The remainder of the tournament games were split between both locations.

Along with Riverview and Horton, Citadel High School of Halifax, Auburn High School of Cole Harbour, Dartmouth High School, Halifax Grammar School, Cobequid Educational Centre of Truro, and Dr. J.H. Gillis Regional High School of Antigonish also attended the tournament.

According to the health authority, anyone exposed to the virus at the event would have developed symptoms by March 21.

The Cape Breton Post contacted the Cape Breton-Victoria Regional Centre for Education for comment on Monday, however, spokesperson Michelle Macleod said they wouldn’t be commenting.

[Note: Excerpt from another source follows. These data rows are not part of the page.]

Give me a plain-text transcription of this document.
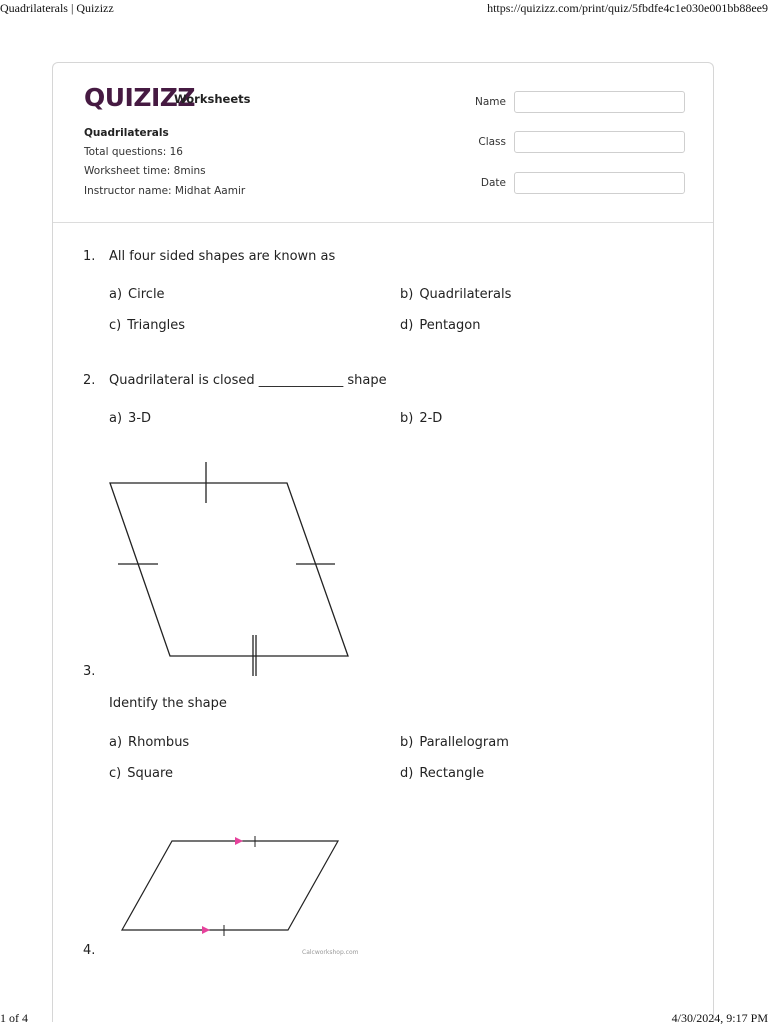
Quadrilaterals | Quizizz	https://quizizz.com/print/quiz/5fbdfe4c1e030e001bb88ee9
QUIZIZZ
Worksheets
Quadrilaterals
Total questions: 16
Worksheet time: 8mins
Instructor name: Midhat Aamir
Name
Class
Date
1. All four sided shapes are known as
a) Circle	b) Quadrilaterals
c) Triangles	d) Pentagon
2. Quadrilateral is closed _____________ shape
a) 3-D	b) 2-D
3.
Identify the shape
a) Rhombus	b) Parallelogram
c) Square	d) Rectangle
Calcworkshop.com
4.
1 of 4	4/30/2024, 9:17 PM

“It would be breaching their privacy and would be personal information about the players,” said MacLeod when asked about the situation.

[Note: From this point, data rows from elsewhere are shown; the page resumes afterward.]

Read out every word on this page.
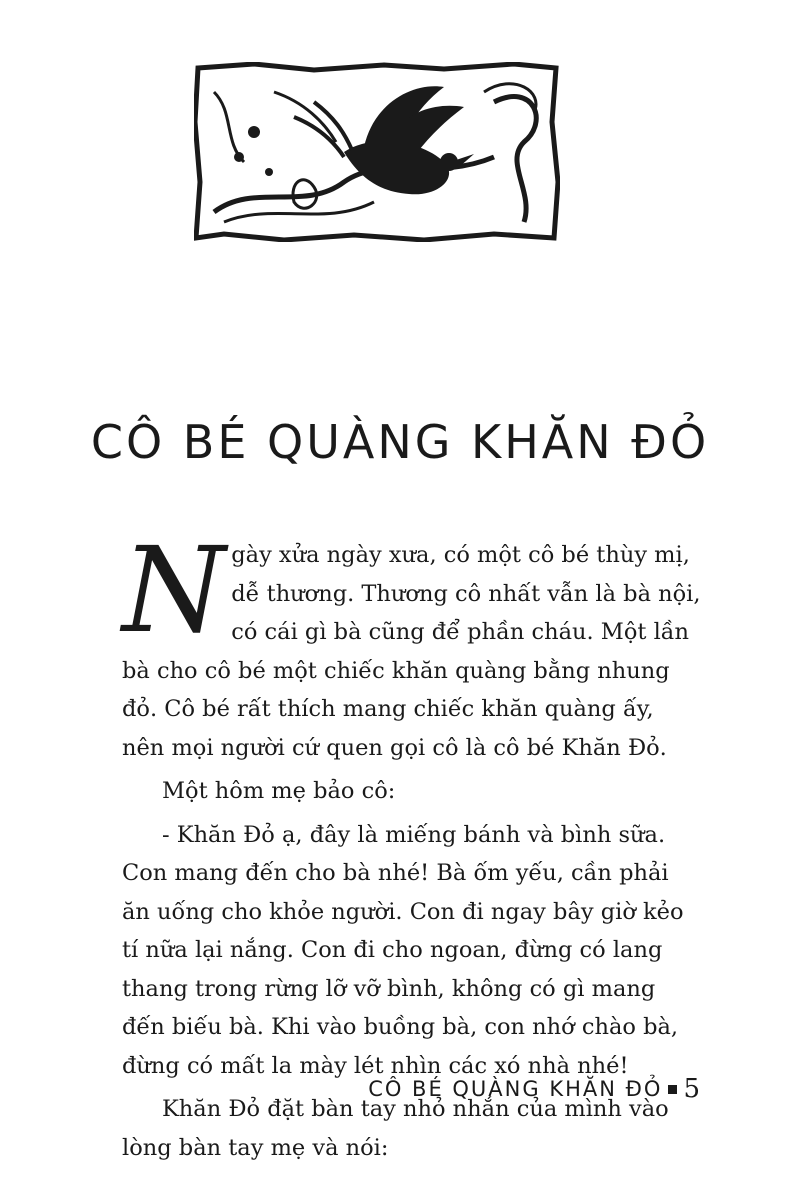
CÔ BÉ QUÀNG KHĂN ĐỎ

Ngày xửa ngày xưa, có một cô bé thùy mị, dễ thương. Thương cô nhất vẫn là bà nội, có cái gì bà cũng để phần cháu. Một lần bà cho cô bé một chiếc khăn quàng bằng nhung đỏ. Cô bé rất thích mang chiếc khăn quàng ấy, nên mọi người cứ quen gọi cô là cô bé Khăn Đỏ.

Một hôm mẹ bảo cô:

- Khăn Đỏ ạ, đây là miếng bánh và bình sữa. Con mang đến cho bà nhé! Bà ốm yếu, cần phải ăn uống cho khỏe người. Con đi ngay bây giờ kẻo tí nữa lại nắng. Con đi cho ngoan, đừng có lang thang trong rừng lỡ vỡ bình, không có gì mang đến biếu bà. Khi vào buồng bà, con nhớ chào bà, đừng có mất la mày lét nhìn các xó nhà nhé!

Khăn Đỏ đặt bàn tay nhỏ nhắn của mình vào lòng bàn tay mẹ và nói:

CÔ BÉ QUÀNG KHĂN ĐỎ 5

The Post also contacted the team's head coach David Ogbuah, however, he couldn’t be reached for comment before press time.

COVID-19 symptoms include fever, cough, difficulty breathing and pneumonia.

The health authority said anyone at high-risk from the event has already been identified and is now in self-isolation.

In the release, Sarbu noted the risk is low for anyone not already identified who attended the event during the March 5-7 dates.

At the tournament, Riverivew posted a 1-2 record. The club lost to Horton during opening day action on March 5, before beating the Cobequid Educational Centre Cougars of Truro on March 6.

The Royals finished the season, losing to the Citadel Flames in the bronze medal semifinal on March 7.